With image characters
combined with vivid verbs
without much use of pronouns,
with prepositions out the picture,
adverbs and adjectives’ functions
derived from picturesque nouns,
never with such things as
definite and indefinite articles, 
singular, plural and tenses,
a cluster of a few lines
will give you the wonder
of Milton’s lofty mind,
Shakespeare’s skill to enslave words,
and a Romanticist being tortured
by the Beauty and his mental storms.
In Li Bai,
you will experience
the sky and earth linked
via the mountains he trekked.
you will see flowers, birds,
clouds, rivers, the sun and moon…
explode into wonders and his lament,
and his voice can be so fine tuned,
his negative capacity is such
that he imagines himself
to be his wife answering his own letter,
which makes you swooned by the tender love,
and his sympathy to a court beauty’s
marriage to a nomadic tribal head
perpetuates her sorrow
that cuts and bites deep into your flesh.
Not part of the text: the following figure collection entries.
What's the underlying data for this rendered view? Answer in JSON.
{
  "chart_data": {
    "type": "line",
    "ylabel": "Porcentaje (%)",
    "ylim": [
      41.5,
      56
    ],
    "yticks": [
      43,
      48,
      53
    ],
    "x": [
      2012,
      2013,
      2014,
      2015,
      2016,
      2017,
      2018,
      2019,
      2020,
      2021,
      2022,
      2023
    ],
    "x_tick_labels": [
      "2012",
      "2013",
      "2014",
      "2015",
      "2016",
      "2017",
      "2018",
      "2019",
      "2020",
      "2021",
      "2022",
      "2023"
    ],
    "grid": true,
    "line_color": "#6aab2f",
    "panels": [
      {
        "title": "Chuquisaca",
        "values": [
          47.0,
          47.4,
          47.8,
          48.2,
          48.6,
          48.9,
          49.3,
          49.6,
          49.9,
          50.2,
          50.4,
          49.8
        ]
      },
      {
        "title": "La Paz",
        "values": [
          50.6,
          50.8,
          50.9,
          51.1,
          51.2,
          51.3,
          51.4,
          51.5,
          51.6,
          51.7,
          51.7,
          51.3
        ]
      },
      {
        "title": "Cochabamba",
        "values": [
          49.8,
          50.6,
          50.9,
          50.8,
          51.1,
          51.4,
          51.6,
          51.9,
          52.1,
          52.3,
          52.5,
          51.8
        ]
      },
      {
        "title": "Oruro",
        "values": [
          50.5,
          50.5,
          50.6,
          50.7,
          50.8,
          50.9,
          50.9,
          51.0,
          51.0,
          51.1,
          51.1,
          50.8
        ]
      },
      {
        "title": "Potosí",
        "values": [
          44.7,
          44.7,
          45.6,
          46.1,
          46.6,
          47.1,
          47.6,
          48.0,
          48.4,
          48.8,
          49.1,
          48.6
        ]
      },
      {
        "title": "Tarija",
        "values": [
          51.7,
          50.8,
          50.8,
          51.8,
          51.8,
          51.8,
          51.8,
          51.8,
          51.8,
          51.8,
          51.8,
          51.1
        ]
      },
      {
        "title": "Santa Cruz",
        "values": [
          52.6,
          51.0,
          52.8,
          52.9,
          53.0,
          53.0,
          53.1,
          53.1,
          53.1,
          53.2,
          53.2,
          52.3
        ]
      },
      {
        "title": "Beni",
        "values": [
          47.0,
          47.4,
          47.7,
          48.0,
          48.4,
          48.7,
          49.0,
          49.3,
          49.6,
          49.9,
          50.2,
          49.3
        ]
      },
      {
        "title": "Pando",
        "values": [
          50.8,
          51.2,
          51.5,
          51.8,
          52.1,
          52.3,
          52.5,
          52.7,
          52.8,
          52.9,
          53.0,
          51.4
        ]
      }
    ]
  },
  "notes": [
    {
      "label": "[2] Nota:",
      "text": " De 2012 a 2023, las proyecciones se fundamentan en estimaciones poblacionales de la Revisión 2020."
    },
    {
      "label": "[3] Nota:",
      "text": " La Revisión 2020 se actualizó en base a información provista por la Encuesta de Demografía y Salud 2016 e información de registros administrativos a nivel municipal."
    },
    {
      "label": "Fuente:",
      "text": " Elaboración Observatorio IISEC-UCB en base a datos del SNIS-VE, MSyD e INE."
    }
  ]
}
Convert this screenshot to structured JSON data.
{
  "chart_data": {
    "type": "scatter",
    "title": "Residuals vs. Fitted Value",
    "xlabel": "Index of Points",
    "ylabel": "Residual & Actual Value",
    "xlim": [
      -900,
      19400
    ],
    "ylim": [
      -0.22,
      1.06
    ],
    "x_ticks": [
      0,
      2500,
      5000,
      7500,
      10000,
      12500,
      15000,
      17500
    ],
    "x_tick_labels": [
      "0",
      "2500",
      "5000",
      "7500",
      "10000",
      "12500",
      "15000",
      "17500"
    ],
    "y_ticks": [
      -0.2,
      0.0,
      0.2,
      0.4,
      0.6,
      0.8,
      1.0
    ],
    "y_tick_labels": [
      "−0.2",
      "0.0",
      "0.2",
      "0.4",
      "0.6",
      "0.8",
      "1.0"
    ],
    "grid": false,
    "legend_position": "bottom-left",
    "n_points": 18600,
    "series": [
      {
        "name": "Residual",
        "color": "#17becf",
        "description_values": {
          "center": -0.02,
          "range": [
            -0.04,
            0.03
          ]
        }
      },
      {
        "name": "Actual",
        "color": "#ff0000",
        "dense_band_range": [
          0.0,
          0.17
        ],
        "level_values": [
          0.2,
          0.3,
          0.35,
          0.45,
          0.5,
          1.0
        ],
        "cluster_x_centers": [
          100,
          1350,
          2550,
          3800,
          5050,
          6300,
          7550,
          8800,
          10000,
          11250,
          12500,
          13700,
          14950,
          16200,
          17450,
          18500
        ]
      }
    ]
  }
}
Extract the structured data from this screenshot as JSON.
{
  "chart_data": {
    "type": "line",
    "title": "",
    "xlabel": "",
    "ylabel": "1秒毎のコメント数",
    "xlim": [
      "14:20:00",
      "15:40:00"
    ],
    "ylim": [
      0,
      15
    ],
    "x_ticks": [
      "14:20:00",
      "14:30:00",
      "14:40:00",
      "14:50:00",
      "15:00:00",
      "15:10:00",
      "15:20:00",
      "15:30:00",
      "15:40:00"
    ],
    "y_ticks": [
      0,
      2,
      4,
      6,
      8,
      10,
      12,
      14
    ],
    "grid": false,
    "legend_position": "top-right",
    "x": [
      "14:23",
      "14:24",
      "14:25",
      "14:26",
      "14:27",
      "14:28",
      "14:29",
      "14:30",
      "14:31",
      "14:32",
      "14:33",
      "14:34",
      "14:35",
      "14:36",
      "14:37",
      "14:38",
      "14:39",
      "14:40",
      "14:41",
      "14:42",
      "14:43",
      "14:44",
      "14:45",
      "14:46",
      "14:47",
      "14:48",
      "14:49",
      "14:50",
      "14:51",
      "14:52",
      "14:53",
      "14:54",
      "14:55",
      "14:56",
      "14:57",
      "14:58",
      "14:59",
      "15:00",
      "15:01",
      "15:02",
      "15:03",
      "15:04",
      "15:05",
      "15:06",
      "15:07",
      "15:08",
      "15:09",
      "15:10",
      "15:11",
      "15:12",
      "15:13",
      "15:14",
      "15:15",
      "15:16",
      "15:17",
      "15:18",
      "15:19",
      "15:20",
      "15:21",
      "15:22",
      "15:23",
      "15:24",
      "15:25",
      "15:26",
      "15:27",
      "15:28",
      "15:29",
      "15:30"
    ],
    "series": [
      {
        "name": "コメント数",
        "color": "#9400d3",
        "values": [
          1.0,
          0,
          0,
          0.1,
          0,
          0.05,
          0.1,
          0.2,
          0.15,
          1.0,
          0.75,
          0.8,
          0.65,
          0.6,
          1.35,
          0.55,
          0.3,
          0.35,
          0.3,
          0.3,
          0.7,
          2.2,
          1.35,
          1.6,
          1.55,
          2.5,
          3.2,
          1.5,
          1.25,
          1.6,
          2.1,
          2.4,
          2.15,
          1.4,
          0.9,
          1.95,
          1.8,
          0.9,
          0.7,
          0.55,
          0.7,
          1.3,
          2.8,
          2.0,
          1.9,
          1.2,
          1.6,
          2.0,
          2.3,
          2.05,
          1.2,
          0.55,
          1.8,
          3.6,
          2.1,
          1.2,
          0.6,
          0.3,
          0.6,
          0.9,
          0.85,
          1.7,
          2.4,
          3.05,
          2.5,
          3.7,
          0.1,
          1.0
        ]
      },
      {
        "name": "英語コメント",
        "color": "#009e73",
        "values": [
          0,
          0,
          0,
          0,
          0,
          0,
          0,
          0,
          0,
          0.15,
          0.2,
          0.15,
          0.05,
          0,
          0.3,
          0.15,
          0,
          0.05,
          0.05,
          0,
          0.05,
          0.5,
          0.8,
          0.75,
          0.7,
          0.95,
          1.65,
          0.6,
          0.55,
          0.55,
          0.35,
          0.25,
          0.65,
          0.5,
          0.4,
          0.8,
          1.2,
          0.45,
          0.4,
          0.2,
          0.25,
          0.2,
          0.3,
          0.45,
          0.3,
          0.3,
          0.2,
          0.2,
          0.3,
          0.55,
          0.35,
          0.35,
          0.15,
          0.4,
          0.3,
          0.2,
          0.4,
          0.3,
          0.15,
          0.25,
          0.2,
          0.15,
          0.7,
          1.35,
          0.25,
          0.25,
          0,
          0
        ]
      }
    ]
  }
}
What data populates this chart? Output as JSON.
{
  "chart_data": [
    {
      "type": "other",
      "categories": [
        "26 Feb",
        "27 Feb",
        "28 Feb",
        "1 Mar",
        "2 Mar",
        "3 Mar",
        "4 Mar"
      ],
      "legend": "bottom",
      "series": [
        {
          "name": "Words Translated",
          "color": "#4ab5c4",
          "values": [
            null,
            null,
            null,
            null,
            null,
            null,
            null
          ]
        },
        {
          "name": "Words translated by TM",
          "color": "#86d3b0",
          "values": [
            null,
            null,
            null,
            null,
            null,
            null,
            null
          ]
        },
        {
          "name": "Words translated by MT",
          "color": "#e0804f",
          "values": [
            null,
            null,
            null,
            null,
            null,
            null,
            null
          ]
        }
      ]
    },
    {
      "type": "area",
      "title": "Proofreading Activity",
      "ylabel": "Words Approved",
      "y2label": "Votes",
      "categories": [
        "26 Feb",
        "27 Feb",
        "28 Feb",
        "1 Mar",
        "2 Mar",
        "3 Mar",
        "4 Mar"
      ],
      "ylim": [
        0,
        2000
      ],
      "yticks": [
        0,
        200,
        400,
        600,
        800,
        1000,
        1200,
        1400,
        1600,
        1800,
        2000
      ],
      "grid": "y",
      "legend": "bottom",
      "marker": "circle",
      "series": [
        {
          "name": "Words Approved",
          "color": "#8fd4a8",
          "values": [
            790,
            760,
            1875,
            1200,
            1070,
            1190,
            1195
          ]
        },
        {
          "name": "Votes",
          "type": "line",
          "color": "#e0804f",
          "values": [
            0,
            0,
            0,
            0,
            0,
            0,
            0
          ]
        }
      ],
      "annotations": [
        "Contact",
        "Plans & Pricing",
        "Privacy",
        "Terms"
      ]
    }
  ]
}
And his is only the extreme tip of an iceberg,
literally, of the whole body of Chinese verses.  
Don’t expect narrative scenes
similar to Homeric wars,
or a long discursive rendering,
for how you can
set your wildest horse run
forever on earth and in the sky
without its slacking or dropping dead.

To Chinese eyes,
lines without imageries are unpoetic.

We have only lyrics
that make your heart strings coil and loose,
and you are forced to bounce,
and find it hard to keep your hands still.